The warlock who insists on fearing in every encounter, no matter how close the next group is to you.

These players have no idea how hard the people around them are working to cover their playstyle. They take full credit for everything that happens in their presence, because hey, they were there and pushing buttons too. You’ll never be able to explain that if they are one healer out of three, they shouldn’t be doing 8% of the healing while doing no damage. If they’re a damage-dealer, they’ll cheer that they got a huge crit, but won’t notice that they do less than half the total damage of the next person over. If you swap them out for a random person, you’re likely to have the same or better success. They don’t understand that.

SPHOs make group leading difficult because the leader always has to watch what that person is doing. While a SPHO will never learn the game, they can obey simple instructions like “stand behind this boss when in melee” or “gank the healer first”. And those frequent reminders have to be gentle, because they’re friends with someone who make take it personally.

SPHOs make group management difficult because the easiest reason to turn someone away is because they’re not geared enough. But what happens when they are geared enough, and they just don’t play well? It’s difficult to have the conversation whose theme is “you can’t come because we’ll die more and find less success less with you than with someone else.” Because you are, in essence, telling your friend in the guild to solve the problem, and most of the time, that person does not want to.
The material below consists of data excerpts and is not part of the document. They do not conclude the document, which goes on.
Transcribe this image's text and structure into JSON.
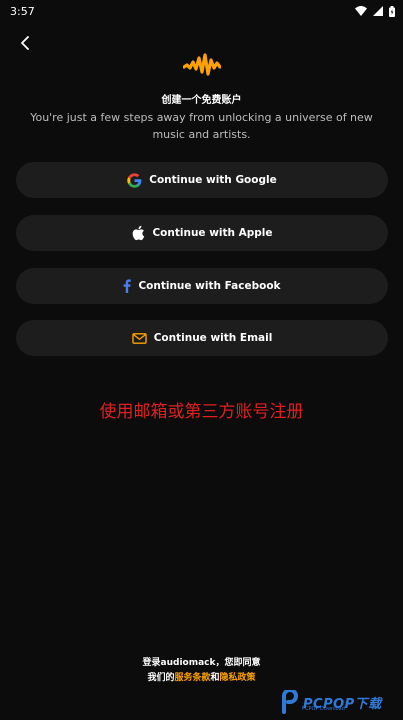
{
  "status_bar": {
    "time": "3:57"
  },
  "header": {
    "title": "创建一个免费账户",
    "subtitle": "You're just a few steps away from unlocking a universe of new music and artists."
  },
  "buttons": {
    "google": "Continue with Google",
    "apple": "Continue with Apple",
    "facebook": "Continue with Facebook",
    "email": "Continue with Email"
  },
  "annotation": "使用邮箱或第三方账号注册",
  "terms": {
    "line1": "登录audiomack，您即同意",
    "prefix": "我们的",
    "terms_link": "服务条款",
    "and": "和",
    "privacy_link": "隐私政策"
  },
  "watermark": {
    "text": "PCPOP下载",
    "sub": "PCPOP Download"
  },
  "colors": {
    "accent": "#ffa200",
    "background": "#0c0c0c",
    "button": "#1d1d1d",
    "annotation": "#e02020"
  }
}
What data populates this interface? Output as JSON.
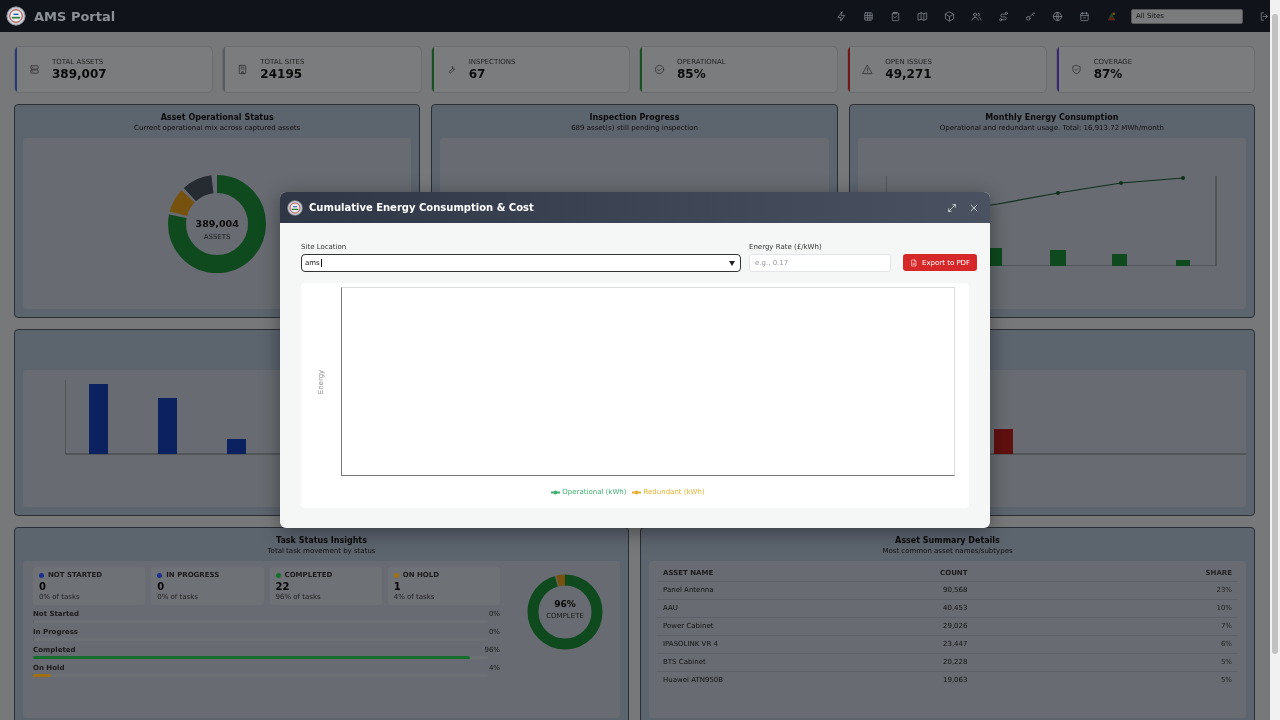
{
  "topbar": {
    "title": "AMS Portal",
    "site_filter": "All Sites"
  },
  "kpis": [
    {
      "label": "TOTAL ASSETS",
      "value": "389,007",
      "color": "#26377a"
    },
    {
      "label": "TOTAL SITES",
      "value": "24195",
      "color": "#575b5f"
    },
    {
      "label": "INSPECTIONS",
      "value": "67",
      "color": "#184f22"
    },
    {
      "label": "OPERATIONAL",
      "value": "85%",
      "color": "#184f22"
    },
    {
      "label": "OPEN ISSUES",
      "value": "49,271",
      "color": "#701818"
    },
    {
      "label": "COVERAGE",
      "value": "87%",
      "color": "#382474"
    }
  ],
  "asset_status": {
    "title": "Asset Operational Status",
    "subtitle": "Current operational mix across captured assets",
    "center_value": "389,004",
    "center_label": "ASSETS"
  },
  "inspection": {
    "title": "Inspection Progress",
    "subtitle": "689 asset(s) still pending inspection"
  },
  "energy": {
    "title": "Monthly Energy Consumption",
    "subtitle": "Operational and redundant usage. Total: 16,913.72 MWh/month"
  },
  "task_status": {
    "title": "Task Status Insights",
    "subtitle": "Total task movement by status",
    "cards": [
      {
        "label": "NOT STARTED",
        "value": "0",
        "note": "0% of tasks",
        "color": "#1e2e8e"
      },
      {
        "label": "IN PROGRESS",
        "value": "0",
        "note": "0% of tasks",
        "color": "#1e2e8e"
      },
      {
        "label": "COMPLETED",
        "value": "22",
        "note": "96% of tasks",
        "color": "#13702a"
      },
      {
        "label": "ON HOLD",
        "value": "1",
        "note": "4% of tasks",
        "color": "#a07010"
      }
    ],
    "rows": [
      {
        "label": "Not Started",
        "reading": "0%",
        "level": 0
      },
      {
        "label": "In Progress",
        "reading": "0%",
        "level": 0
      },
      {
        "label": "Completed",
        "reading": "96%",
        "level": 0.96,
        "color": "#13702a"
      },
      {
        "label": "On Hold",
        "reading": "4%",
        "level": 0.04,
        "color": "#a07010"
      }
    ],
    "donut_value": "96%",
    "donut_label": "COMPLETE"
  },
  "asset_summary": {
    "title": "Asset Summary Details",
    "subtitle": "Most common asset names/subtypes",
    "columns": [
      "ASSET NAME",
      "COUNT",
      "SHARE"
    ],
    "rows": [
      [
        "Panel Antenna",
        "90,568",
        "23%"
      ],
      [
        "AAU",
        "40,453",
        "10%"
      ],
      [
        "Power Cabinet",
        "29,026",
        "7%"
      ],
      [
        "IPASOLINK VR 4",
        "23,447",
        "6%"
      ],
      [
        "BTS Cabinet",
        "20,228",
        "5%"
      ],
      [
        "Huawei ATN950B",
        "19,063",
        "5%"
      ]
    ]
  },
  "modal": {
    "title": "Cumulative Energy Consumption & Cost",
    "site_label": "Site Location",
    "site_value": "ams",
    "rate_label": "Energy Rate (£/kWh)",
    "rate_placeholder": "e.g., 0.17",
    "export_label": "Export to PDF",
    "y_label": "Energy",
    "series": [
      {
        "name": "Operational (kWh)",
        "color": "#40b070"
      },
      {
        "name": "Redundant (kWh)",
        "color": "#e8b030"
      }
    ]
  }
}
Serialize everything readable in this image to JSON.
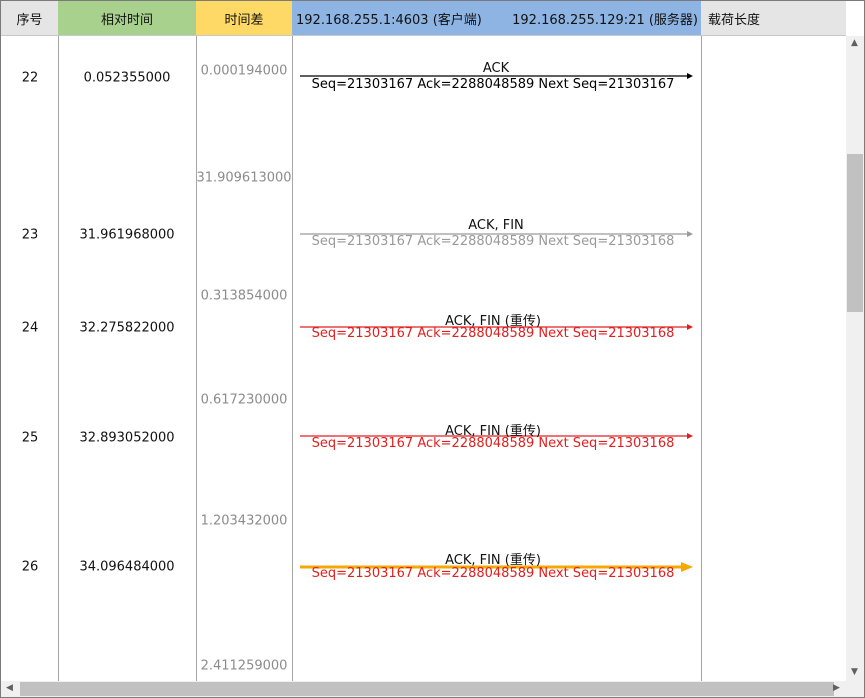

World of Warcraft isn’t serious business. But it is a team activity. And just like you shouldn’t invite an unathletic, uncoordinated person to play halfback on your soccer team, you shouldn’t invite someone who isn’t good at the game to your groups without clearly explaining why they are there: namely, that they’re filling an otherwise empty spot and are liable to be replaced. Sometimes you just need someone who can fog a mirror or else the group doesn’t move, that’s fine. But you have to set expectations accordingly. Otherwise, you’re giving birth to a SPHO who is going to feel like they got in once and contributed, so they’ll get in again. And again. And once that SPHO is in, it’s really hard to get them out without a conversation whose subject is: “It’s not that we don’t like you, it’s that you suck at this game and when you’re around we lose more often than what we consider normal.”

Or, you can just resign yourself to groups with less success. That works too. Honestly, that’s what my guild does. I just dream about the alternative every now and then.